Wednesday, August 02, 2006

Free Josh Wolf!!!

This is the first time the government has gone after a blogger's sources officially. Obviously, they'll be after me next.

And a federal appeals court just ruled that the government can look at journalists' phone records. This creates an alarming precedent, unless, of course, we can trust the government to use this precedent to go after genuine threats to security, rather than the muckraking that has unearthed so many bureaucratic ills. Obviously, they'll be going after Janice Effington, of 1034 S. Halsted, Apartment 2D. (She knows why.)

Monday, June 26, 2006

Daily Show clips, courtesy of Lisa Rein's radar. Might very well come in handy some day, when you're bored in study hall and want to make it look like you're working.

Wednesday, June 01, 2005

Some journalism instructor I am. Today's top story all over the Fourth Estate: Deep Throat is finally revealed, and I tell everyone not to think about it right now, we've got a really important test to take. Hearst would throttle me alive.

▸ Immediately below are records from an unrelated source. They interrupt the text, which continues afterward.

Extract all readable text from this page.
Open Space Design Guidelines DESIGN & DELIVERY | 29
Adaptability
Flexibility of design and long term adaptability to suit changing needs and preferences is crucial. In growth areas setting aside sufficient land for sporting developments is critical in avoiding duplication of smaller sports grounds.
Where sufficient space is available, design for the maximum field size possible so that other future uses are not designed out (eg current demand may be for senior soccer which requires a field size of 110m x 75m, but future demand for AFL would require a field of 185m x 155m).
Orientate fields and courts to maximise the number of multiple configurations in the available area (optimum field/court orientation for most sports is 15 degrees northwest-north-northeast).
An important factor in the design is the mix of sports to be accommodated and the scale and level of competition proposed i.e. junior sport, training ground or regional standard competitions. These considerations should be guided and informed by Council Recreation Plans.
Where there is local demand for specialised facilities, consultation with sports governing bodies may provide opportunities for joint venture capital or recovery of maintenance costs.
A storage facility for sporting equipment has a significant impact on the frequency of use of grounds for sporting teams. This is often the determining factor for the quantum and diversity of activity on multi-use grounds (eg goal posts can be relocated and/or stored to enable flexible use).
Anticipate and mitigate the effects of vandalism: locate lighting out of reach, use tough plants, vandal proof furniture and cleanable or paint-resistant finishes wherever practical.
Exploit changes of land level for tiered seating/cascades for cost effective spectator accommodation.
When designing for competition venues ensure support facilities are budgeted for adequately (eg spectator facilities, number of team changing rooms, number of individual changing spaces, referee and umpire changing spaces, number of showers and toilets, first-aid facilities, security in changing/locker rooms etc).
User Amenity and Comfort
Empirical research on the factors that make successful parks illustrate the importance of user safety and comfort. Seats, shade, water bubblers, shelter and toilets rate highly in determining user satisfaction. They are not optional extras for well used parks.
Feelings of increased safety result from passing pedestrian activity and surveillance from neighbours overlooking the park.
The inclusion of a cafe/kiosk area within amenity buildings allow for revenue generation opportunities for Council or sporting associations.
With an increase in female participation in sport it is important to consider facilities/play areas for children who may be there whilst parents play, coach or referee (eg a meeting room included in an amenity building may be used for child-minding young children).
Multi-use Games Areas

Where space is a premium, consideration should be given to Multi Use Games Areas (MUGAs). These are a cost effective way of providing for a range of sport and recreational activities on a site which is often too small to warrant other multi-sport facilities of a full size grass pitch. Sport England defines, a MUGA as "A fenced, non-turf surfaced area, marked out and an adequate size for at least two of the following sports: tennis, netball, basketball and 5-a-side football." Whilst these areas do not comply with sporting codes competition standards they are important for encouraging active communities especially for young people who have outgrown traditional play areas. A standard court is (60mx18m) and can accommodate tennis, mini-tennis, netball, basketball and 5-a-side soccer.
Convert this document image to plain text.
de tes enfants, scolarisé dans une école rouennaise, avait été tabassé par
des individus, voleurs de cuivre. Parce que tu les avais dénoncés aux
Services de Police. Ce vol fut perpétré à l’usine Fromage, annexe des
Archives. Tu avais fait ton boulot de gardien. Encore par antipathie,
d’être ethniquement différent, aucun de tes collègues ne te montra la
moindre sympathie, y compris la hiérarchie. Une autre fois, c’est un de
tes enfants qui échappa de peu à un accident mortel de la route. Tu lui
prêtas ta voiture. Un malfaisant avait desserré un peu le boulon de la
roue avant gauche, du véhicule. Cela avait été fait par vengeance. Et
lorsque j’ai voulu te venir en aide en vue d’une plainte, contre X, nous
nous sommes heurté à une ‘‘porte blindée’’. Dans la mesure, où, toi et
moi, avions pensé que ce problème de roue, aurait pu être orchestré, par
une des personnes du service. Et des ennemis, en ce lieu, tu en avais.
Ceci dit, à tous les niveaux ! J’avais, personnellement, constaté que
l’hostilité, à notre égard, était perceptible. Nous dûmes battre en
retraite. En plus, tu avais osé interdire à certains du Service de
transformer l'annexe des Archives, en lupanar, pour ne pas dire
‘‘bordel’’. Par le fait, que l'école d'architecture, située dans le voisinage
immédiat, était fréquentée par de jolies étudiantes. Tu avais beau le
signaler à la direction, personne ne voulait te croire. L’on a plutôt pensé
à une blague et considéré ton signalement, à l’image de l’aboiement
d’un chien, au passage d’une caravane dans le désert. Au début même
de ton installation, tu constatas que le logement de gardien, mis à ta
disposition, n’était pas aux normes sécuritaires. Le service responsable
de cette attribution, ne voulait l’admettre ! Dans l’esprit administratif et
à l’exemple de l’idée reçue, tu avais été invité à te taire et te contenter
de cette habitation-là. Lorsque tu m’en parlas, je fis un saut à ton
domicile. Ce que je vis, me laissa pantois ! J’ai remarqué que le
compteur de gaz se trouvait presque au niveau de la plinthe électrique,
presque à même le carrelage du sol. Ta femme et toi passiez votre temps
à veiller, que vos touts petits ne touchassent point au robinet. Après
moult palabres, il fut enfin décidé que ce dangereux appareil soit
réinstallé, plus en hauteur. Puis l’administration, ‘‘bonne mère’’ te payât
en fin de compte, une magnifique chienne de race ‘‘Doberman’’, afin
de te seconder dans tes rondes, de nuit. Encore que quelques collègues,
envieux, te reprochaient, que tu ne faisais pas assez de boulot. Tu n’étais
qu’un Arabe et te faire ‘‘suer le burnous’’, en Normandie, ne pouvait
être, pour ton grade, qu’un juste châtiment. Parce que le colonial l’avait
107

Don't bother looking to me for links and what not: just pick up any newspaper in the country. The news is out: FBI Agent Mark Felt, who denied numerous times that he was Deep Throat (once even in his memoirs, published in 1978), was the cigarette-smoking guy in the underground parking garage.

The Tribune's lead: The world's most famous anonymous news source outed himself Tuesday.

The New York Times: Deep Throat, the mystery man who reigned as Washington's best-kept secret source for more than 30 years, was not just any shadowy, cigarette-smoking tipster in a raincoat. He was the No. 2 official of the F.B.I., W. Mark Felt, who helped The Washington Post unravel the Watergate scandal and the presidency of Richard M. Nixon, a feat that he lived to see disclosed on Tuesday, frail but smiling at 91.

From the Washington Post: For three decades, former FBI official W. Mark Felt lived with one of the greatest secrets in journalism history.

And from my afternoon class: "Everyone put away those newspapers and take out a Number Two pencil. These scan trons aren't going to finish themselves, people."

Just great. Now, when Felt does die (Woodward's stipulation for giving up his identity), he'll haunt me but good.

Ben Bradlee on the Post's confirmation of DT's identity

Saturday, September 27, 2003

One night at layout...

Student: Mr. L, you sound just like my dad.
Me: How's that?
Student: He and I were looking at college application materials, and I was trying to be cute, telling him he really didn't want me to leave the house and everything. And he said he wanted to be proud of me, only he'd be proud of me more if I were in another state.
Me: Ah. A sage, witty man.
Student: You do that too. You say the meanest things with a completely straight face. Like "Oh, Lisa is such a good student, as long as she's not in the room yakking on her cell phone to her stupid boyfriend and using the word "like" all the time, like the idiot she really is.
Me: Hey, I never said you were a good student.
(I was told to blog about that comment. Just following orders.)